The movie starts out with a gut punch. Shots of Armstrong lying flat in a shuttle are juxtaposed with shots of his small daughter lying in the same position in an exam room. Without any dialogue, it quickly becomes clear that the toddler is dying of cancer. We see him taking notes, her getting worse, moments of false hope, then her funeral, marked with a tiny casket being lowered into the ground. The sequence is absolutely brutal to watch, and thankfully, the movie moves pretty swiftly through it. Though it passes quickly, it sets the stage emotionally for the rest of the movie.

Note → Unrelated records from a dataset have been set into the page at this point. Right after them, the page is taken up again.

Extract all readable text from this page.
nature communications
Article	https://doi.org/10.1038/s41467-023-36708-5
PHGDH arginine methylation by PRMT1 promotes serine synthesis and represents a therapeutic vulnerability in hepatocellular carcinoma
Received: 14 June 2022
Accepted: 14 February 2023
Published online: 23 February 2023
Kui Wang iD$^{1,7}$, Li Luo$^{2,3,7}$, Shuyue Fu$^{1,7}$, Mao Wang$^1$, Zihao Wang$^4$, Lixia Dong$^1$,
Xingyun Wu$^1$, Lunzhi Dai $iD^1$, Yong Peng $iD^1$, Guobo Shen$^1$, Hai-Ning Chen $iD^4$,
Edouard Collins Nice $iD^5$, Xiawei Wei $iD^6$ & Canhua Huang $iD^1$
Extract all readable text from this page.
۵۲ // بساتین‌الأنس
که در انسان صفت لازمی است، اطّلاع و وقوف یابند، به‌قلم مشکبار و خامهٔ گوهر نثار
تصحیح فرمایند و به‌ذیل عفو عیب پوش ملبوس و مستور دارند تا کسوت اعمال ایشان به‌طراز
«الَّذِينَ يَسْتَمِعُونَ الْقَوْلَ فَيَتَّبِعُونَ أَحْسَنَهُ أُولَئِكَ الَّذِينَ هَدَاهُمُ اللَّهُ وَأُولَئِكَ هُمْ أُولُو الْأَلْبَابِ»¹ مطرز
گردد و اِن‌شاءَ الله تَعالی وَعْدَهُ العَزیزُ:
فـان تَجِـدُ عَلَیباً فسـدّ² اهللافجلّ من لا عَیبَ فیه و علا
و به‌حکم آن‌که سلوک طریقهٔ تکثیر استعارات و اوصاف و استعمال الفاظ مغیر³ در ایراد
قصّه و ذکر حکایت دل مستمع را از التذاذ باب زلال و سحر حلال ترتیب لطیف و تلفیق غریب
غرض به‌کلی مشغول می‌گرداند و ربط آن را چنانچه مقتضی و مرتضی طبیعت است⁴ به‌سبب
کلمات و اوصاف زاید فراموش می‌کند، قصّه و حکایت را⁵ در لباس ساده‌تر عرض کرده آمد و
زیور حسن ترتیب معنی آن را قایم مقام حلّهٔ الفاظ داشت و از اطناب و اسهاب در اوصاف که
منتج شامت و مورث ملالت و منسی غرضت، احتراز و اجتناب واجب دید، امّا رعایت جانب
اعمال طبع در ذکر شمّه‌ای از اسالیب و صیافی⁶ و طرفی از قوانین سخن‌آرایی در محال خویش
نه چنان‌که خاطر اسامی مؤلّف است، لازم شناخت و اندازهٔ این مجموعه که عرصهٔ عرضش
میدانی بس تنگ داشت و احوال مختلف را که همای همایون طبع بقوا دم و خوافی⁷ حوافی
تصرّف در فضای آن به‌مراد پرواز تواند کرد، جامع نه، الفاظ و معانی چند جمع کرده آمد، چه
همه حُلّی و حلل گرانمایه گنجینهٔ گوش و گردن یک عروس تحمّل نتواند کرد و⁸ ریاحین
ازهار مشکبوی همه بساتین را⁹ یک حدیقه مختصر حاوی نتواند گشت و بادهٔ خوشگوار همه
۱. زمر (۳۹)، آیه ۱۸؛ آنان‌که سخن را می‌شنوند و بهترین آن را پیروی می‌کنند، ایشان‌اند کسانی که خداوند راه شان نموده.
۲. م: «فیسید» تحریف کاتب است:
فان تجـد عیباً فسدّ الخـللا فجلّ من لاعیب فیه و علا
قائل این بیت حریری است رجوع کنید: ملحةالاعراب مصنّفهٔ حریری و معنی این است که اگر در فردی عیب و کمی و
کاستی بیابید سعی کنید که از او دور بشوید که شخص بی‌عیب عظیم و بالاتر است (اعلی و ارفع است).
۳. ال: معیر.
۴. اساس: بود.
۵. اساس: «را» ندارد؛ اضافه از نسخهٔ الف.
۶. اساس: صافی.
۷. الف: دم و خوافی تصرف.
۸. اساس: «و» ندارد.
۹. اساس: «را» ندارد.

But in other parts of the movie, the sudden jumps feel jarring. We are moved through scenes with his wife, June Armstrong–we see her pregnant, then with a baby, then two children. This montage encompasses ten years or so. It seems that the creators of the movie really wanted to show his daughter alive in order to include her in the story even though it’s many years after that he makes it to the moon. This tragedy and the rebuilding of his family is a decade before the mission to the moon, but the filmmaker Damien Chazelle clearly felt that his personal life was relevant. Speeding through so many years in just a few minutes of the movie highlights how important this background is to the mission, though it may feel confusing and rushed for the viewer.
The death of his daughter Karen informs how Armstrong is able to complete his mission. The climactic scene of his first step on the moon culminates in the revelation that Armstrong has brought his daughter’s favorite bracelet. He drops it into a crater on the moon, signifying that his emotional journey is finished, as well as the mission.
Though the gravity of the moon mission is clear, the film also offers equal treatment to life in the Armstrong house. Though Claire Foy gets short shrift in this film. It’s initially a little jarring to see her first not as the Queen of England (as in the Netflix series “The Crown”), but rather as this sort of quiet, docile, Southern housewife. I was left with the impression that she was picked for the role mostly because of her immense blue eyes, which show every moment of sadness and betrayal. Scenes of her mothering alone are juxtaposed with Armstrong’s training, either to show how both types of work are important, or to show what he is missing by leaving home. The two, unfortunately, lacked any chemistry, and I personally would have preferred Emma Stone alongside him again, if that were an option.
Foy is basically the only woman with a speaking part in the film. The writers clearly tried to address the problem of only white men speaking by throwing in one scene of mostly black protestors railing against how much money the government spends on the space program compared with social services. The space race against Russia is also put into sharp focus. So the astronauts do not only have job pressure, but also family and political pressure.
I was left wondering if there was a key part of the movie that I simply didn’t catch. In many ways, the movie functioned as a portrait of a marriage as much as the story of a mission to the moon. This also perhaps justifies why this movie was made when we already had Apollo 13. My biggest question is why Damien Chazelle, fresh off his Oscar high with La La Land, would choose to make this movie. It seems far out of his repertoire of classic hollywood musicals. It also seems a huge waste to have Ryan Gosling again and not have him sing and dance. They seem to tease it at one moment, talking about Armstrong’s penchant for rewriting Gilbert and Sullivan songs in high school–but then he doesn’t sing! It’s interesting that Gosling plays Armstrong with a really whiny voice–not the macho, swaggering astronauts as depicted in Astronaut Wives (which, yes, I absolutely watched). All and all I would say this movie was just okay–I wouldn’t rush out to see it. Gosling has some impressive acting in it, but the story is overall uneven.